After five hours of sleep, with the airconditioner at full power, I woke up somehow refreshed. I celebrated Mass with the rector of the House, Fr. Filippo Commissari (a long time missionary in Hong Kong). Then, while Fr.Raja was trying to get a visa for me to China, I went out with Fr. Gian Battista to see a Chinese meat and fruit Market. I have been to several places in the world, and I believe markets are the best ones to observe the local people.
People were all friendly (I am always with somebody speaking Chinese!). It seems to me that Chinese do not mind crowded places, where you have to make your way (politely) pushing here and there. I think Americans would hate that closeness!
Tomorrow, with Fr. Raja, we will take the train to Canton. There, we will meet Frs. Cagnin and Marazzi (PIME) working with the mentally disabled of Hui Ling community. Friday we will take a bus to Macau and on the same day we will take a boat back to Hong Kong.
Before he left, Fr. Sergio seemed a little nervous about the trip. Now, all I hear in his voice is excitement!
Please keep Father in your prayers as he continues his journey.
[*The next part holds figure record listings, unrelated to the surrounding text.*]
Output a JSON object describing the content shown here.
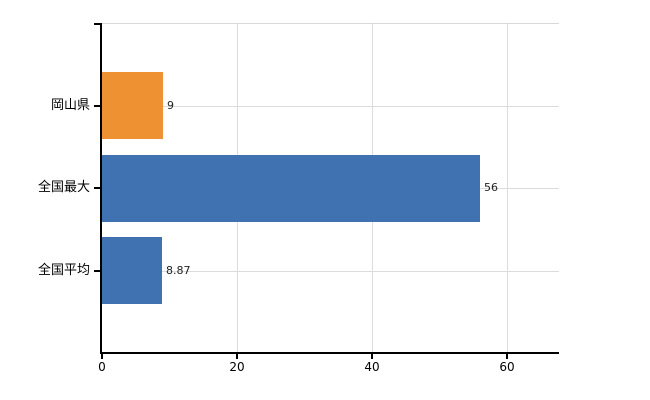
{
  "chart_data": {
    "type": "bar",
    "orientation": "horizontal",
    "title": "",
    "categories": [
      "岡山県",
      "全国最大",
      "全国平均"
    ],
    "values": [
      9,
      56,
      8.87
    ],
    "value_labels": [
      "9",
      "56",
      "8.87"
    ],
    "bar_colors": [
      "#ED9132",
      "#4071B0",
      "#4071B0"
    ],
    "xlim": [
      0,
      67.7
    ],
    "xticks": [
      0,
      20,
      40,
      60
    ],
    "xtick_labels": [
      "0",
      "20",
      "40",
      "60"
    ],
    "grid": true,
    "legend": "none",
    "colors": {
      "axis": "#000000",
      "gridline": "#dcdcdc",
      "plot_border": "#d9d9d9",
      "value_text": "#222222",
      "label_text": "#000000",
      "background": "#ffffff"
    }
  }
}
Enjoy the photos!
To be a missionary!
We are kicking off our new “Be a Missionary” Blog Campaign at PIME. How have YOU been a missionary? Come on, you know you have! Don’t see yourself going across the world and serving others? Don’t worry, you can be a missionary without ever leaving your city or your comfy chair for that matter. You can be a missionary by helping the poor, telling someone at the grocery store about your faith, commenting on our blog, or just giving someone a smile. And of course you are also a missionary when you pray for those in need.
Don’t worry, I will be here to help you along the way with helpful tips on how to be a missionary.
As in Tip # 32: Relate with others
When I said “share your faith in the grocery store” I didn’t mean go down an aisle and ask everyone if they know Jesus. What I mean is be kind, don’t run people over with your cart, give a person a coupon for something they are buying, or help a person reach the bottle on the top shelf. Meet people were they are at. After you open the door and make a personal connection with someone then you can begin to introduce them to Jesus. Relating with a person could happen very quickly or it could take years. The thing is not to push Jesus on people, but to be Jesus to others. That is what it means to be a missionary.